I have been looking at a lot at Battery management system/protection circuits lately and there are components that I can't identify. Can anyone tell what is the name and function of the component I encircled in the image? I am thinking that that these are fuses but I might be wrong.
Those look like bus bars to me -- essentially very low-resistance, high-current capacity interconnects commonly found on a PCB. In a battery pack, especially one capable of hundreds of amperes, the difference between a 1mOhm and 2mOhm could be 10W dissipated vs. 20W dissipated.

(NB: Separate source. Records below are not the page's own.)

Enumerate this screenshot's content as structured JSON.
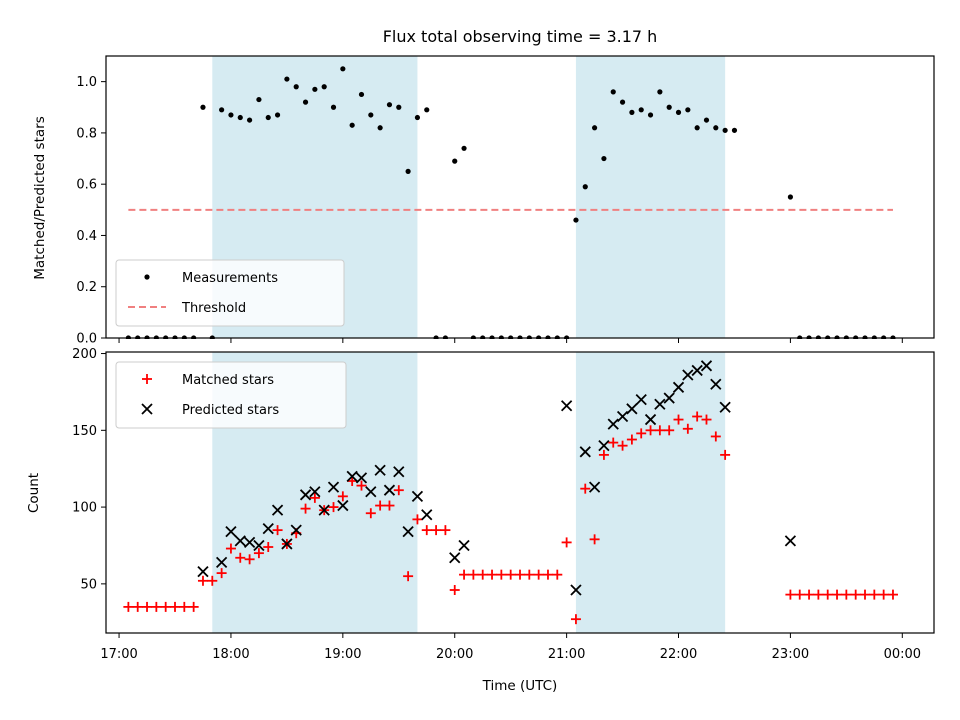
{
  "chart_data": [
    {
      "type": "scatter",
      "title": "Flux total observing time = 3.17 h",
      "ylabel": "Matched/Predicted stars",
      "xlim": [
        "16:53",
        "00:17"
      ],
      "ylim": [
        0,
        1.1
      ],
      "yticks": [
        0.0,
        0.2,
        0.4,
        0.6,
        0.8,
        1.0
      ],
      "ytick_labels": [
        "0.0",
        "0.2",
        "0.4",
        "0.6",
        "0.8",
        "1.0"
      ],
      "legend_position": "lower-left",
      "shaded_intervals": [
        [
          "17:50",
          "19:40"
        ],
        [
          "21:05",
          "22:25"
        ]
      ],
      "threshold": {
        "name": "Threshold",
        "value": 0.5,
        "x_start": "17:05",
        "x_end": "23:55",
        "color": "#f08080"
      },
      "series": [
        {
          "name": "Measurements",
          "marker": "dot",
          "color": "#000000",
          "points": [
            [
              "17:05",
              0
            ],
            [
              "17:10",
              0
            ],
            [
              "17:15",
              0
            ],
            [
              "17:20",
              0
            ],
            [
              "17:25",
              0
            ],
            [
              "17:30",
              0
            ],
            [
              "17:35",
              0
            ],
            [
              "17:40",
              0
            ],
            [
              "17:45",
              0.9
            ],
            [
              "17:50",
              0
            ],
            [
              "17:55",
              0.89
            ],
            [
              "18:00",
              0.87
            ],
            [
              "18:05",
              0.86
            ],
            [
              "18:10",
              0.85
            ],
            [
              "18:15",
              0.93
            ],
            [
              "18:20",
              0.86
            ],
            [
              "18:25",
              0.87
            ],
            [
              "18:30",
              1.01
            ],
            [
              "18:35",
              0.98
            ],
            [
              "18:40",
              0.92
            ],
            [
              "18:45",
              0.97
            ],
            [
              "18:50",
              0.98
            ],
            [
              "18:55",
              0.9
            ],
            [
              "19:00",
              1.05
            ],
            [
              "19:05",
              0.83
            ],
            [
              "19:10",
              0.95
            ],
            [
              "19:15",
              0.87
            ],
            [
              "19:20",
              0.82
            ],
            [
              "19:25",
              0.91
            ],
            [
              "19:30",
              0.9
            ],
            [
              "19:35",
              0.65
            ],
            [
              "19:40",
              0.86
            ],
            [
              "19:45",
              0.89
            ],
            [
              "19:50",
              0
            ],
            [
              "19:55",
              0
            ],
            [
              "20:00",
              0.69
            ],
            [
              "20:05",
              0.74
            ],
            [
              "20:10",
              0
            ],
            [
              "20:15",
              0
            ],
            [
              "20:20",
              0
            ],
            [
              "20:25",
              0
            ],
            [
              "20:30",
              0
            ],
            [
              "20:35",
              0
            ],
            [
              "20:40",
              0
            ],
            [
              "20:45",
              0
            ],
            [
              "20:50",
              0
            ],
            [
              "20:55",
              0
            ],
            [
              "21:00",
              0
            ],
            [
              "21:05",
              0.46
            ],
            [
              "21:10",
              0.59
            ],
            [
              "21:15",
              0.82
            ],
            [
              "21:20",
              0.7
            ],
            [
              "21:25",
              0.96
            ],
            [
              "21:30",
              0.92
            ],
            [
              "21:35",
              0.88
            ],
            [
              "21:40",
              0.89
            ],
            [
              "21:45",
              0.87
            ],
            [
              "21:50",
              0.96
            ],
            [
              "21:55",
              0.9
            ],
            [
              "22:00",
              0.88
            ],
            [
              "22:05",
              0.89
            ],
            [
              "22:10",
              0.82
            ],
            [
              "22:15",
              0.85
            ],
            [
              "22:20",
              0.82
            ],
            [
              "22:25",
              0.81
            ],
            [
              "22:30",
              0.81
            ],
            [
              "23:00",
              0.55
            ],
            [
              "23:05",
              0
            ],
            [
              "23:10",
              0
            ],
            [
              "23:15",
              0
            ],
            [
              "23:20",
              0
            ],
            [
              "23:25",
              0
            ],
            [
              "23:30",
              0
            ],
            [
              "23:35",
              0
            ],
            [
              "23:40",
              0
            ],
            [
              "23:45",
              0
            ],
            [
              "23:50",
              0
            ],
            [
              "23:55",
              0
            ]
          ]
        }
      ]
    },
    {
      "type": "scatter",
      "xlabel": "Time (UTC)",
      "ylabel": "Count",
      "xlim": [
        "16:53",
        "00:17"
      ],
      "ylim": [
        18,
        201
      ],
      "xticks": [
        "17:00",
        "18:00",
        "19:00",
        "20:00",
        "21:00",
        "22:00",
        "23:00",
        "00:00"
      ],
      "yticks": [
        50,
        100,
        150,
        200
      ],
      "legend_position": "top-left",
      "shaded_intervals": [
        [
          "17:50",
          "19:40"
        ],
        [
          "21:05",
          "22:25"
        ]
      ],
      "series": [
        {
          "name": "Matched stars",
          "marker": "plus",
          "color": "#ff0000",
          "points": [
            [
              "17:05",
              35
            ],
            [
              "17:10",
              35
            ],
            [
              "17:15",
              35
            ],
            [
              "17:20",
              35
            ],
            [
              "17:25",
              35
            ],
            [
              "17:30",
              35
            ],
            [
              "17:35",
              35
            ],
            [
              "17:40",
              35
            ],
            [
              "17:45",
              52
            ],
            [
              "17:50",
              52
            ],
            [
              "17:55",
              57
            ],
            [
              "18:00",
              73
            ],
            [
              "18:05",
              67
            ],
            [
              "18:10",
              66
            ],
            [
              "18:15",
              70
            ],
            [
              "18:20",
              74
            ],
            [
              "18:25",
              85
            ],
            [
              "18:30",
              76
            ],
            [
              "18:35",
              83
            ],
            [
              "18:40",
              99
            ],
            [
              "18:45",
              106
            ],
            [
              "18:50",
              98
            ],
            [
              "18:55",
              100
            ],
            [
              "19:00",
              107
            ],
            [
              "19:05",
              117
            ],
            [
              "19:10",
              114
            ],
            [
              "19:15",
              96
            ],
            [
              "19:20",
              101
            ],
            [
              "19:25",
              101
            ],
            [
              "19:30",
              111
            ],
            [
              "19:35",
              55
            ],
            [
              "19:40",
              92
            ],
            [
              "19:45",
              85
            ],
            [
              "19:50",
              85
            ],
            [
              "19:55",
              85
            ],
            [
              "20:00",
              46
            ],
            [
              "20:05",
              56
            ],
            [
              "20:10",
              56
            ],
            [
              "20:15",
              56
            ],
            [
              "20:20",
              56
            ],
            [
              "20:25",
              56
            ],
            [
              "20:30",
              56
            ],
            [
              "20:35",
              56
            ],
            [
              "20:40",
              56
            ],
            [
              "20:45",
              56
            ],
            [
              "20:50",
              56
            ],
            [
              "20:55",
              56
            ],
            [
              "21:00",
              77
            ],
            [
              "21:05",
              27
            ],
            [
              "21:10",
              112
            ],
            [
              "21:15",
              79
            ],
            [
              "21:20",
              134
            ],
            [
              "21:25",
              142
            ],
            [
              "21:30",
              140
            ],
            [
              "21:35",
              144
            ],
            [
              "21:40",
              148
            ],
            [
              "21:45",
              150
            ],
            [
              "21:50",
              150
            ],
            [
              "21:55",
              150
            ],
            [
              "22:00",
              157
            ],
            [
              "22:05",
              151
            ],
            [
              "22:10",
              159
            ],
            [
              "22:15",
              157
            ],
            [
              "22:20",
              146
            ],
            [
              "22:25",
              134
            ],
            [
              "23:00",
              43
            ],
            [
              "23:05",
              43
            ],
            [
              "23:10",
              43
            ],
            [
              "23:15",
              43
            ],
            [
              "23:20",
              43
            ],
            [
              "23:25",
              43
            ],
            [
              "23:30",
              43
            ],
            [
              "23:35",
              43
            ],
            [
              "23:40",
              43
            ],
            [
              "23:45",
              43
            ],
            [
              "23:50",
              43
            ],
            [
              "23:55",
              43
            ]
          ]
        },
        {
          "name": "Predicted stars",
          "marker": "x",
          "color": "#000000",
          "points": [
            [
              "17:45",
              58
            ],
            [
              "17:55",
              64
            ],
            [
              "18:00",
              84
            ],
            [
              "18:05",
              78
            ],
            [
              "18:10",
              77
            ],
            [
              "18:15",
              75
            ],
            [
              "18:20",
              86
            ],
            [
              "18:25",
              98
            ],
            [
              "18:30",
              76
            ],
            [
              "18:35",
              85
            ],
            [
              "18:40",
              108
            ],
            [
              "18:45",
              110
            ],
            [
              "18:50",
              98
            ],
            [
              "18:55",
              113
            ],
            [
              "19:00",
              101
            ],
            [
              "19:05",
              120
            ],
            [
              "19:10",
              119
            ],
            [
              "19:15",
              110
            ],
            [
              "19:20",
              124
            ],
            [
              "19:25",
              111
            ],
            [
              "19:30",
              123
            ],
            [
              "19:35",
              84
            ],
            [
              "19:40",
              107
            ],
            [
              "19:45",
              95
            ],
            [
              "20:00",
              67
            ],
            [
              "20:05",
              75
            ],
            [
              "21:00",
              166
            ],
            [
              "21:05",
              46
            ],
            [
              "21:10",
              136
            ],
            [
              "21:15",
              113
            ],
            [
              "21:20",
              140
            ],
            [
              "21:25",
              154
            ],
            [
              "21:30",
              159
            ],
            [
              "21:35",
              164
            ],
            [
              "21:40",
              170
            ],
            [
              "21:45",
              157
            ],
            [
              "21:50",
              167
            ],
            [
              "21:55",
              171
            ],
            [
              "22:00",
              178
            ],
            [
              "22:05",
              186
            ],
            [
              "22:10",
              189
            ],
            [
              "22:15",
              192
            ],
            [
              "22:20",
              180
            ],
            [
              "22:25",
              165
            ],
            [
              "23:00",
              78
            ]
          ]
        }
      ]
    }
  ]
}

The wires you see are probably not copper but a material chosen for temperature invariance .It could be manganon or phosphor bronze or some alloy designed to hopefully have a near zero temp co of resistance .These materials have much more resistance than copper .Copper has a significant tempco like most metals.The voltage developed across the shunt can now accurately be used for current measurement as long as the currents are not too small where opamp offsets would spoil things .Its all a comprimise because low resistance means low losses and higher resistance gives better low end accuracy .This is why the better equipment uses the more expensive hall effect devices.
It looks like a current shunt resistor. It is used to calculate the current flowing through the circuit by measuring the voltage drop across the shunt resistor. Shunt resistors have very less resistance but are rated for higher power rating. They have resistance anywhere between 10 to a few 100 micro ohm.